The prevailing practice for bass fishing at night is to use lures that can present the greatest contrast to its surroundings thereby making it more visible. The best lure color for this, black. That's not to mean lighter color lures won't catch bass at night, as they will. But in darkness finding a meal trumps color and shape. So bass will hunt in darkness by seeking a silhouette against a background. A background against which prey or a lure creates a silhouette is the water's surface. A topwater fishing lure like a Jitterbugs and "walking type” lures can be very effective when fishing in the dark.
Black jigs and soft plastic lures work well as night bass fishing lures but so also do those with strongly contrasting light/dark color combinations. Spinnerbaits with reflective blades also present contrast that enhances detectability. If aggressively feeding nighttime bass can see your lure chances are you're going to get bit!
So, seeing the prey or lure is the first order of business for a night feeding bass and the goal of the angler. Sound plays a role in that. A bass uses its inner ear and lateral line to "hear".
If it hears sound it's drawn to it where it then sees the prey and can strike.
Night bass fishing lures that create a surface commotion, such as a buzzbait, are good choices for any time of night but can be especially effective during the period between dusk to dark.
Not only do buzzbaits make noise and create water disturbance they present a silhouette against the water's surface. Silhouette and sound: a double whammy.
Best Color? Black or predominantly black with highlights of chartreuse, red or blue if it suits your fancy. But remember, color at night and on the surface, other than black or some other dark color, plays a small role in detectability. Using a slow, steady retrieve usually proves a more important consideration for night bass fishing lures than does an emphasis on color.
If you choose to use spinnerbait lures after it is dark make them be those with significant vibration. This means a short arm style with a Colorado blade, again with dark skirt colors. Some anglers use a black blade as well. Don’t forget a trailer hook. You might want to add a trailer like a 4” twin tail grub.
These excel when fished along the edge of cover and along the sides of docks. If you choose spinnerbaits with gold, copper or silver blades the flash they create make them an excellent choice for the last fading and first dawning hours of daylight. I sometimes use white spinnerbaits with white painted or reflective blades for dock fishing during these periods.
Big plastic worms are great night bass fishing lures. The key is to fish them slowly. I don’t mean to drag them along at a snail’s pace. Wiggle it or hop it a bit but do so smoothly, not with violent jerks.
Worms with a little personality are good choices.

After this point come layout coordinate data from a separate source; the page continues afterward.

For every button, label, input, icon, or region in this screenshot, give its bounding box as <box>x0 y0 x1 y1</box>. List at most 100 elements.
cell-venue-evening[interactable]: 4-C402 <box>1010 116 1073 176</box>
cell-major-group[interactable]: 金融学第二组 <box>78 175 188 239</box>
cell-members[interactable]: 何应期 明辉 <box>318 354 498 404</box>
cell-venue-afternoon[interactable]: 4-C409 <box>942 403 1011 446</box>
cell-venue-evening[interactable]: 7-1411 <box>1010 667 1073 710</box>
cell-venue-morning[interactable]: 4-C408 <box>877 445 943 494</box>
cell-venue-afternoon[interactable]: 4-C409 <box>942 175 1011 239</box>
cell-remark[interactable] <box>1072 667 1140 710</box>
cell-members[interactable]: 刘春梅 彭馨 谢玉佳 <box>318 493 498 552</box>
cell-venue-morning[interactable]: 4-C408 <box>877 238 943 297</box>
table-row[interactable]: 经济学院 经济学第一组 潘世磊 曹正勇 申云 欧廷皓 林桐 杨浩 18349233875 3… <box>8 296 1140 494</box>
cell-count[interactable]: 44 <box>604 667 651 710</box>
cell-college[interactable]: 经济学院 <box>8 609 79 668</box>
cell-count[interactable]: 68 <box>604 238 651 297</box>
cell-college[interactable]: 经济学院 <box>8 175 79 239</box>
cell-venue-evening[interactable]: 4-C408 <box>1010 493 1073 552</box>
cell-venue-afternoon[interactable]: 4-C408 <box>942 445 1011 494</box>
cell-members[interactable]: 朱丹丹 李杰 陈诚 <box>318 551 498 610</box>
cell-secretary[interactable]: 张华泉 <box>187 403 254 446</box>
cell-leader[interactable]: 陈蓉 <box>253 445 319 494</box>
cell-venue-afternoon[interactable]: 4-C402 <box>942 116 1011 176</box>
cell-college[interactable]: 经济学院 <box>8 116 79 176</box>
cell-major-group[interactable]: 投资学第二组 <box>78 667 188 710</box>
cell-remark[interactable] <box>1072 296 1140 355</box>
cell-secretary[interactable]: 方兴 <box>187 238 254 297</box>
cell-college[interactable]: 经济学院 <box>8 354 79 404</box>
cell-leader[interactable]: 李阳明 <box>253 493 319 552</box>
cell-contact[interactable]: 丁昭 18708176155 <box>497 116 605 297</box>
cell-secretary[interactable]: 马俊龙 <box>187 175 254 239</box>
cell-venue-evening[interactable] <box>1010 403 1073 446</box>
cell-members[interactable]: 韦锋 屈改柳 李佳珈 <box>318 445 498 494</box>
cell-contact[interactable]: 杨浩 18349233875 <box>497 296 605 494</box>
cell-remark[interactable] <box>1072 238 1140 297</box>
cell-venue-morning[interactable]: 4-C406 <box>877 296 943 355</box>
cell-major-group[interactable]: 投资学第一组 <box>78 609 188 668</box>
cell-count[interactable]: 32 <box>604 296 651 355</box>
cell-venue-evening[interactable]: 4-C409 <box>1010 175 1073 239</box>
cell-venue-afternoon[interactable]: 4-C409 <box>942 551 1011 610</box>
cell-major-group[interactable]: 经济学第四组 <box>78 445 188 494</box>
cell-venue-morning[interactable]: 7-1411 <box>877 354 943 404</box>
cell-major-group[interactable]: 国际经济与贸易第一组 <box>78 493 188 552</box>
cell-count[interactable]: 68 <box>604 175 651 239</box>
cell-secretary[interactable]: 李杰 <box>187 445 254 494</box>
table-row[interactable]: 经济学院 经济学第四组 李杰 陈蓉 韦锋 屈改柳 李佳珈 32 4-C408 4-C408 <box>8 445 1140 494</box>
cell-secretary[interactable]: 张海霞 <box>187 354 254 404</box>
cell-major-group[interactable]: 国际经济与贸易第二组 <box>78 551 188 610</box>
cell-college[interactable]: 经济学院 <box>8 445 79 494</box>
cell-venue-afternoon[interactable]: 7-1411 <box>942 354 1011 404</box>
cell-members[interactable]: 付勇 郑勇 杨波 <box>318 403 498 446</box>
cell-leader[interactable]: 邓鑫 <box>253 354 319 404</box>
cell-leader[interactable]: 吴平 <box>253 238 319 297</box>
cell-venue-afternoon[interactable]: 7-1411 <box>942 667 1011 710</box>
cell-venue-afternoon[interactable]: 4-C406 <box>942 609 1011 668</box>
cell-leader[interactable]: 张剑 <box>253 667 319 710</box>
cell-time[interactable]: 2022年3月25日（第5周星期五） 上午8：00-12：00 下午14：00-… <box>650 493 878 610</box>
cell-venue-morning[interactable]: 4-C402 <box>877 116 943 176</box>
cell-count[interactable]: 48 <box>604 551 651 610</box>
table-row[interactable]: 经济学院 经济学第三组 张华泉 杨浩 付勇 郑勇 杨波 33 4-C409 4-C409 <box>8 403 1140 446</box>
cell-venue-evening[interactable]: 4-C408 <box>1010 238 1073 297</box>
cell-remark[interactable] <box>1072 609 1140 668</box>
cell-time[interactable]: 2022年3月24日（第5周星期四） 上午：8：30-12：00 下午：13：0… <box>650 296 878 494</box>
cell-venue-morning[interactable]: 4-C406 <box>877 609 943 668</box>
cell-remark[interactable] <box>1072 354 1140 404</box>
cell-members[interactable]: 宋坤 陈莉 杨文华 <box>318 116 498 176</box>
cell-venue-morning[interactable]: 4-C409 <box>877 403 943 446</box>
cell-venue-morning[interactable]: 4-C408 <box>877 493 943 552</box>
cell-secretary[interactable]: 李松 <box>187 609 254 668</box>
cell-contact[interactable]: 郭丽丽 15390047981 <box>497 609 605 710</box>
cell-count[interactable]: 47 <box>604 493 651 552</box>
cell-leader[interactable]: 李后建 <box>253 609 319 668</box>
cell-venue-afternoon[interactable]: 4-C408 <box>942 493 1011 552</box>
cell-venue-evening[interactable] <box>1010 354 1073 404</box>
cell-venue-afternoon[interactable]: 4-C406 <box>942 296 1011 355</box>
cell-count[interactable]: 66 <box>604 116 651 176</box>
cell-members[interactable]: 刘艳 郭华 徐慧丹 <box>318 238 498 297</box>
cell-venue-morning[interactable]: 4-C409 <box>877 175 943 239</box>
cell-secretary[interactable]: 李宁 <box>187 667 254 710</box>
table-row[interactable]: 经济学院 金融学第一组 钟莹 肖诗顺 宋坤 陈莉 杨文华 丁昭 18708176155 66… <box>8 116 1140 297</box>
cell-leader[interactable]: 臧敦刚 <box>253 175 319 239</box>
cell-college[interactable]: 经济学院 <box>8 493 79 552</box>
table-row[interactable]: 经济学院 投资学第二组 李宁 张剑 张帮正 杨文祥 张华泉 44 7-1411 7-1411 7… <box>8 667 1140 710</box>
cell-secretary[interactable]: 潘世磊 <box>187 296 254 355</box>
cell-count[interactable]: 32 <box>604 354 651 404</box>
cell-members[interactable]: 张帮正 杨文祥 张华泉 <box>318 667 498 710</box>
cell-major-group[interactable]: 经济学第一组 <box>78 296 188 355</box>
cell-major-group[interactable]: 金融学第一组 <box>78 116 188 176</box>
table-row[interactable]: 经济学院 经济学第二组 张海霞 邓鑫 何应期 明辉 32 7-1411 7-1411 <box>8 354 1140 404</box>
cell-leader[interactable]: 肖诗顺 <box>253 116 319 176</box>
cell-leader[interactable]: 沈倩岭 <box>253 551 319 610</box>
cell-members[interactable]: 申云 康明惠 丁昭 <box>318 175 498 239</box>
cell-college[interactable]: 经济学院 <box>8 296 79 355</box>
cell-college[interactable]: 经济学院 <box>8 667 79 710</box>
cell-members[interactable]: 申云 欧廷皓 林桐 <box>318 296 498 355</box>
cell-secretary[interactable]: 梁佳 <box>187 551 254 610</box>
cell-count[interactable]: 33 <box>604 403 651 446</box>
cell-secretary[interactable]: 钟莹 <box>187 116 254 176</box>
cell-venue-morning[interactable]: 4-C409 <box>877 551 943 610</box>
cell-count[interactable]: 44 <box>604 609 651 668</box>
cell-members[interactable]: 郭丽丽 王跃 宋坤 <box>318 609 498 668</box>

Those with seriously curved tails like the Strike King 10” Anaconda or Berkley’s 10” Original Power worm, which has the added benefit of built in scent. I like Mann’s 12” paddle tail, Jelly Worm at night, which I used way back in the late 1960’s when it first came out.
As for worm rigs, you can Texas Rig bass worms or use them on a Carolina Rig. Stay with dark colors. Large plastic lizards fall into this category.
I use scent on my soft plastic lures which I apply or which is incorporated in the lure, like YUM F2 Ferocity and Berkley PowerBait lures.
I can’t swear it helps and I can’t swear it doesn’t. The way I figure, it can’t hurt.
When you’re fishing at night bass fishing lures should be fished slowly. Fishing slowly instills more confidence in me that scent could have an effect. Why? Because scent has a chance to escape fishing lures and create an aura of scent around the lure or leave a scent trail behind slow moving bait.
Do I know that for a fact? Can’t say as I do; it’s just a matter of faith.